Gohil recounts coming out to his parents as gay years before he actually publicly came out to the world. “They thought it was impossible that I could be gay because my cultural upbringing had been so rich. They had no idea that there’s no connection between someone’s sexuality and their upbringing,” Gohil says recalling the time.  

Read more:Trans people welcomed Delhi’s decision for exclusive toilets.

Instead of being supportive, his parents wanted to ‘cure’ him and his sexuality. They took him to various ‘medical practitioners’ and spiritual guides and he was even subjected to shock treatment. When those methods didn’t work, he was sent to religious leaders who vowed to make him “behave normally.” None of this worked, of course. But Gohil was left depressed, traumatized and suicidal by the time the horrendous conversion therapies efforts ceased.  

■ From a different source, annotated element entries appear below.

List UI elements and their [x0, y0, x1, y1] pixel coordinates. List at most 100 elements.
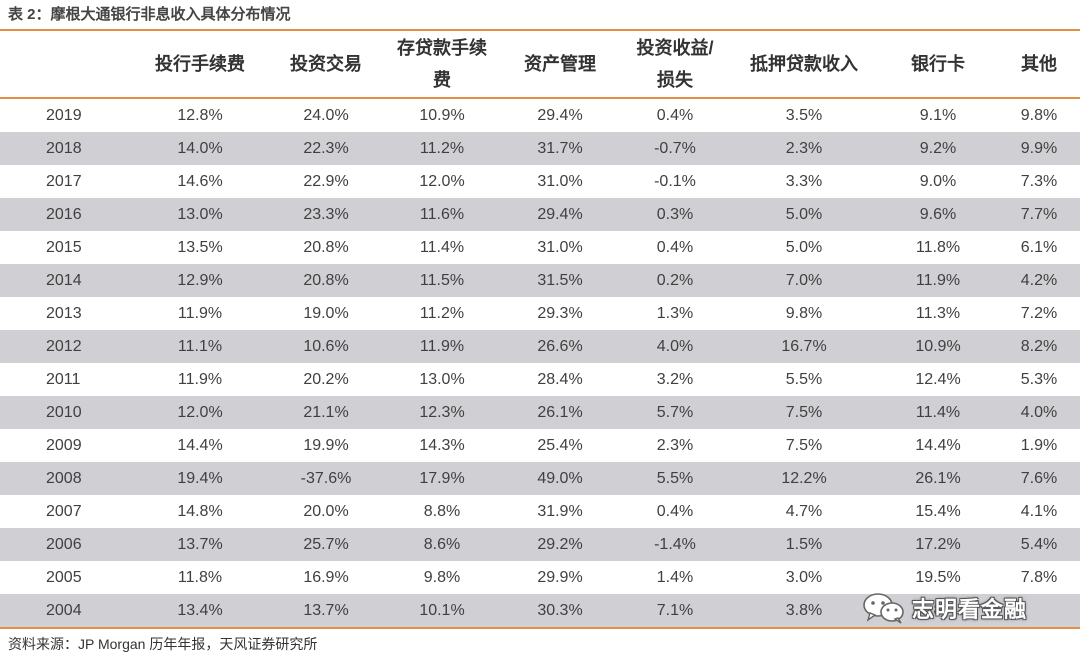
table-row: 2006 13.7% 25.7% 8.6% 29.2% -1.4% 1.5% 17.2% 5.4… — [0, 528, 1080, 561]
value-cell: 2.3% — [656, 436, 694, 454]
header-cell: 投资交易 — [290, 54, 362, 74]
value-cell: 12.8% — [177, 106, 223, 124]
bottom-rule — [0, 627, 1080, 629]
value-cell: 9.0% — [919, 172, 957, 190]
value-cell: 0.4% — [656, 502, 694, 520]
value-cell: 28.4% — [537, 370, 583, 388]
value-cell: 11.4% — [915, 403, 961, 421]
value-cell: 12.2% — [781, 469, 827, 487]
value-cell: 3.3% — [785, 172, 823, 190]
value-cell: 5.0% — [785, 238, 823, 256]
year-cell: 2019 — [46, 106, 82, 124]
value-cell: 9.6% — [919, 205, 957, 223]
wechat-icon — [863, 593, 904, 624]
value-cell: 7.8% — [1020, 568, 1058, 586]
table-row: 2005 11.8% 16.9% 9.8% 29.9% 1.4% 3.0% 19.5% 7.8% — [0, 561, 1080, 594]
header-cell: 存贷款手续费 — [397, 38, 487, 90]
header-cell: 其他 — [1021, 54, 1057, 74]
year-cell: 2017 — [46, 172, 82, 190]
source-note: 资料来源：JP Morgan 历年年报，天风证券研究所 — [8, 636, 318, 652]
value-cell: 0.4% — [656, 238, 694, 256]
table-row: 2012 11.1% 10.6% 11.9% 26.6% 4.0% 16.7% 10.9% 8.… — [0, 330, 1080, 363]
value-cell: 16.7% — [781, 337, 827, 355]
value-cell: 5.4% — [1020, 535, 1058, 553]
table-row: 2007 14.8% 20.0% 8.8% 31.9% 0.4% 4.7% 15.4% 4.1% — [0, 495, 1080, 528]
table-row: 2019 12.8% 24.0% 10.9% 29.4% 0.4% 3.5% 9.1% 9.8% — [0, 99, 1080, 132]
value-cell: 7.2% — [1020, 304, 1058, 322]
value-cell: 31.7% — [537, 139, 583, 157]
value-cell: 0.2% — [656, 271, 694, 289]
value-cell: 4.2% — [1020, 271, 1058, 289]
value-cell: 3.0% — [785, 568, 823, 586]
value-cell: -0.1% — [654, 172, 696, 190]
value-cell: 25.4% — [537, 436, 583, 454]
value-cell: 8.8% — [423, 502, 461, 520]
value-cell: 9.1% — [919, 106, 957, 124]
value-cell: 13.7% — [177, 535, 223, 553]
value-cell: 7.5% — [785, 403, 823, 421]
year-cell: 2014 — [46, 271, 82, 289]
value-cell: 30.3% — [537, 601, 583, 619]
year-cell: 2018 — [46, 139, 82, 157]
year-cell: 2009 — [46, 436, 82, 454]
value-cell: 31.0% — [537, 172, 583, 190]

Prince Manavendra is now at the at the forefront of the fight against the unethical practice called Conversion Therapy. “It’s important for people like me who have a certain reputation in society to continue the advocacy. We can’t just stop because the country repealed Section 377,” the 55-year-old prince said. 

“Now we have to fight for issues like same-sex marriage, right to inheritance, right to adoption. It’s a never-ending cycle. I have to keep fighting,” he added.  

His advocacy for LGBTQ+ rights revolve primarily around destigmatizing the taboo around the queer community. He has appeared on various national and international media outlets to share his story and message with the global audience.